An unnamed man, about 30 years old, narrates “Strawberry Spring.” King provides few details about him; he is from Maine, where the story takes place, and for most of the story he is a senior at New Sharon Teachers’ College. He is (presumably) white, middle-class, and heterosexual. He is studious, slightly sarcastic, and lives in a dorm with a roommate. While he refers to both left-wing and right-wing student groups on campus, he does not profess a political affiliation. Like everyone else, he finds the murders disturbing. As an adult, the narrator lives a quiet life with his wife and child.

The only unusual detail about the narrator is his obsession with strawberry spring. He describes himself as “enchanted by that dark and mist-blown strawberry spring and by the shadow of violent death that walked through it” (182). The fog holds a mystical power for him and makes the world seem magical. He likens the atmosphere to The Lord of the Rings, where one might see “a Druid-circle or a sparkling fairy ring” (183). The descriptions transform the campus into a fantasy realm where events do not follow the logic of the everyday world.
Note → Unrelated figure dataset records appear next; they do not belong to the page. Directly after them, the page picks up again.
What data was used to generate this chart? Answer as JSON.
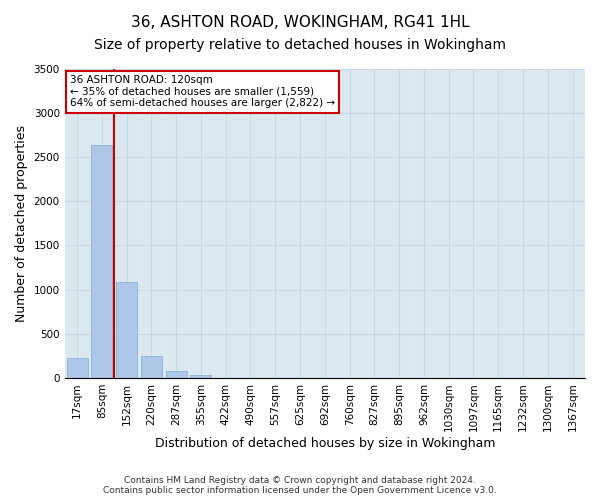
{
  "title_line1": "36, ASHTON ROAD, WOKINGHAM, RG41 1HL",
  "title_line2": "Size of property relative to detached houses in Wokingham",
  "xlabel": "Distribution of detached houses by size in Wokingham",
  "ylabel": "Number of detached properties",
  "footnote": "Contains HM Land Registry data © Crown copyright and database right 2024.\nContains public sector information licensed under the Open Government Licence v3.0.",
  "bar_labels": [
    "17sqm",
    "85sqm",
    "152sqm",
    "220sqm",
    "287sqm",
    "355sqm",
    "422sqm",
    "490sqm",
    "557sqm",
    "625sqm",
    "692sqm",
    "760sqm",
    "827sqm",
    "895sqm",
    "962sqm",
    "1030sqm",
    "1097sqm",
    "1165sqm",
    "1232sqm",
    "1300sqm",
    "1367sqm"
  ],
  "bar_values": [
    220,
    2640,
    1090,
    250,
    80,
    30,
    0,
    0,
    0,
    0,
    0,
    0,
    0,
    0,
    0,
    0,
    0,
    0,
    0,
    0,
    0
  ],
  "bar_color": "#aec6e8",
  "bar_edge_color": "#7aafd4",
  "grid_color": "#c8d8e8",
  "background_color": "#dce8f0",
  "vline_color": "#cc0000",
  "annotation_text": "36 ASHTON ROAD: 120sqm\n← 35% of detached houses are smaller (1,559)\n64% of semi-detached houses are larger (2,822) →",
  "annotation_box_color": "#cc0000",
  "ylim": [
    0,
    3500
  ],
  "yticks": [
    0,
    500,
    1000,
    1500,
    2000,
    2500,
    3000,
    3500
  ],
  "title_fontsize": 11,
  "subtitle_fontsize": 10,
  "axis_label_fontsize": 9,
  "tick_fontsize": 7.5
}
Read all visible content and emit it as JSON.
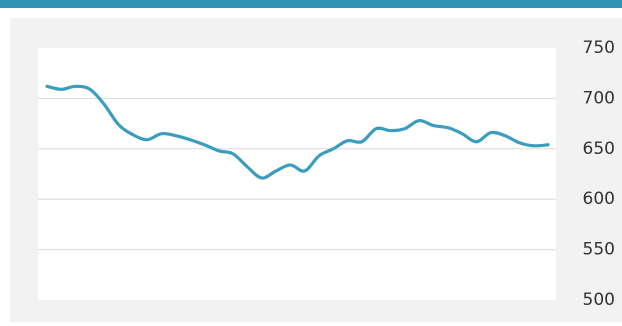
{
  "chart_data": {
    "type": "line",
    "categories": [
      null,
      null,
      null,
      null,
      null,
      null,
      null,
      null,
      null,
      null,
      null,
      null,
      null,
      null,
      null,
      null,
      null,
      null,
      null,
      null,
      null,
      null,
      null,
      null,
      null,
      null,
      null,
      null,
      null,
      null,
      null,
      null,
      null,
      null,
      null,
      null
    ],
    "series": [
      {
        "color": "#3a9dbf",
        "values": [
          712,
          709,
          712,
          709,
          694,
          674,
          664,
          659,
          665,
          663,
          659,
          654,
          648,
          645,
          632,
          621,
          628,
          634,
          628,
          643,
          650,
          658,
          657,
          670,
          668,
          670,
          678,
          673,
          671,
          665,
          657,
          666,
          663,
          656,
          653,
          654
        ]
      }
    ],
    "ylim": [
      500,
      750
    ],
    "yticks": [
      500,
      550,
      600,
      650,
      700,
      750
    ],
    "grid": true,
    "y_axis_side": "right"
  }
}
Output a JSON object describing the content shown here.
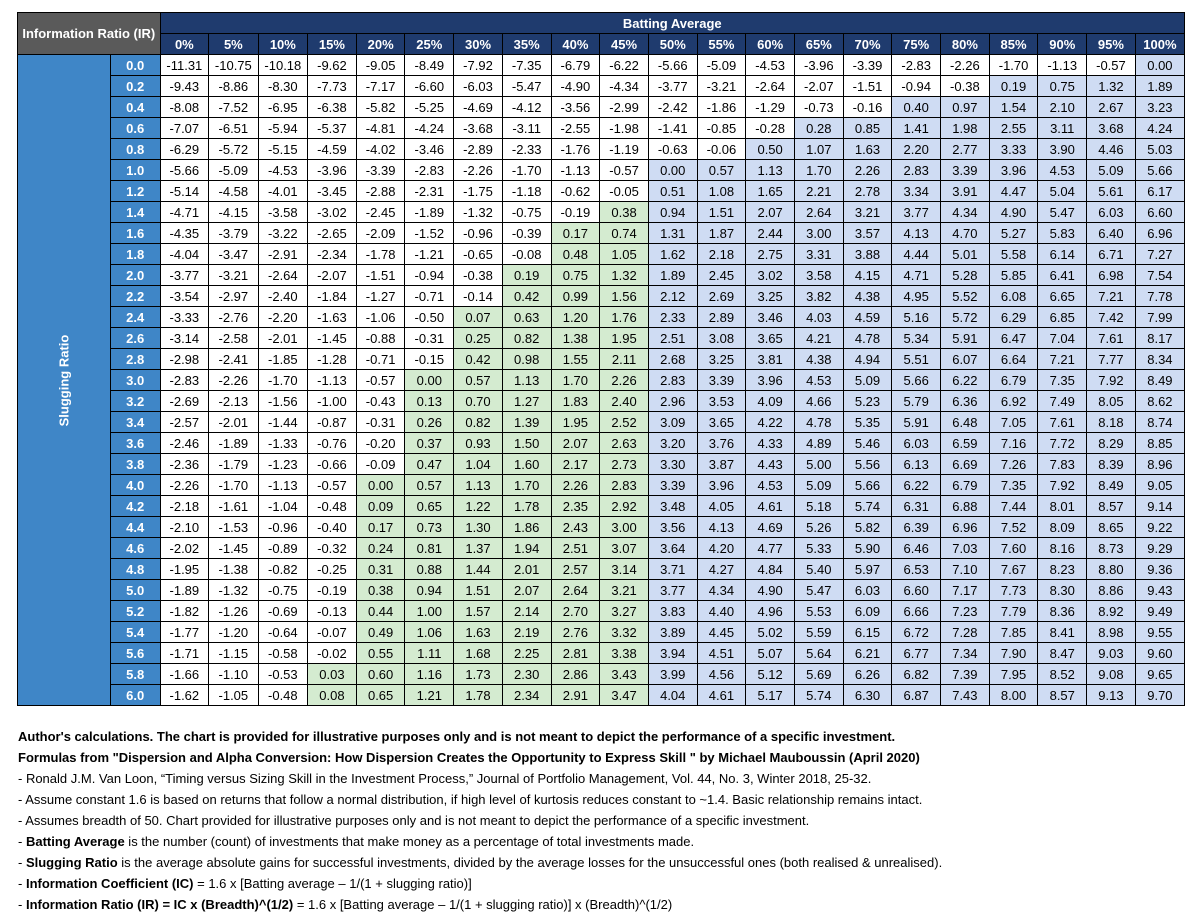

The end of the story strongly suggests that the narrator committed the murders in a dissociated state, but the nature of the dissociation is never made clear. King has created a world in “Strawberry Spring” where the real horrors are the powers and motives in life we cannot explain.

Springheel Jack

Springheel Jack is the serial killer who commits the murders of four female students at New Sharon Teachers’ College in March of 1968 and the murder of a fifth woman in March 1976. Like Jack the Ripper, Springheel Jack mutilates and dismembers his victims, all of whom are female, and despite being pursued by a large police force, he is never caught. A New Hampshire journalist “with a passion for the arcane” named the killer Springheel Jack “after the infamous Dr. John Hawkins of Bristol who did five of his wives to death with odd pharmaceutical knickknacks” (187). This reference is fictional, as there is no such murderer.

In reality, “Spring-heeled Jack” is a Victorian legend, a demon-like figure who assaulted Londoners—mostly women and teenage girls—by night and escaped by leaping or flying away. According to The Legend of Spring-heeled Jack by Karl Bell (The Boydell Press, 2012), the legend originated in a London Times article in 1838 (1). Sightings of Spring-heeled Jack increased, and he became a popular character in Victorian culture (2). He was a trickster rather than a murderer, and, unlike the real-life Jack the Ripper, Spring-heeled Jack was a supernatural legend (6-8). The killer in “Strawberry Spring” is a hybrid of the Spring-heeled Jack and Jack the Ripper, blending the genres of horror, fantasy, historical fiction, and true crime.

Springheel Jack’s motives are not clear, nor is it determined whether he is a member of the college community or an outsider. He is assumed to be an adult male, but no one has seen him, and he has left no physical evidence. Like a phantom under cover of fog, he murders without leaving a trace.

The crimes progress in their severity. Gale Cerman’s throat is cut; Ann Bray is decapitated; and both Adelle Parkins and Marsha Curran are dismembered. The message “HA! HA!” is written on Adelle Parkins’s windshield in blood, suggesting that Springheel Jack is taunting the police as Jack the Ripper had done.

Springheel Jack’s murders coincide with the strawberry springs of 1968 and 1976. At the end of the story, we learn that Springheel Jack and the unnamed narrator are likely the same person. It is unclear if the narrator will turn himself in or allow the murders to remain unsolved.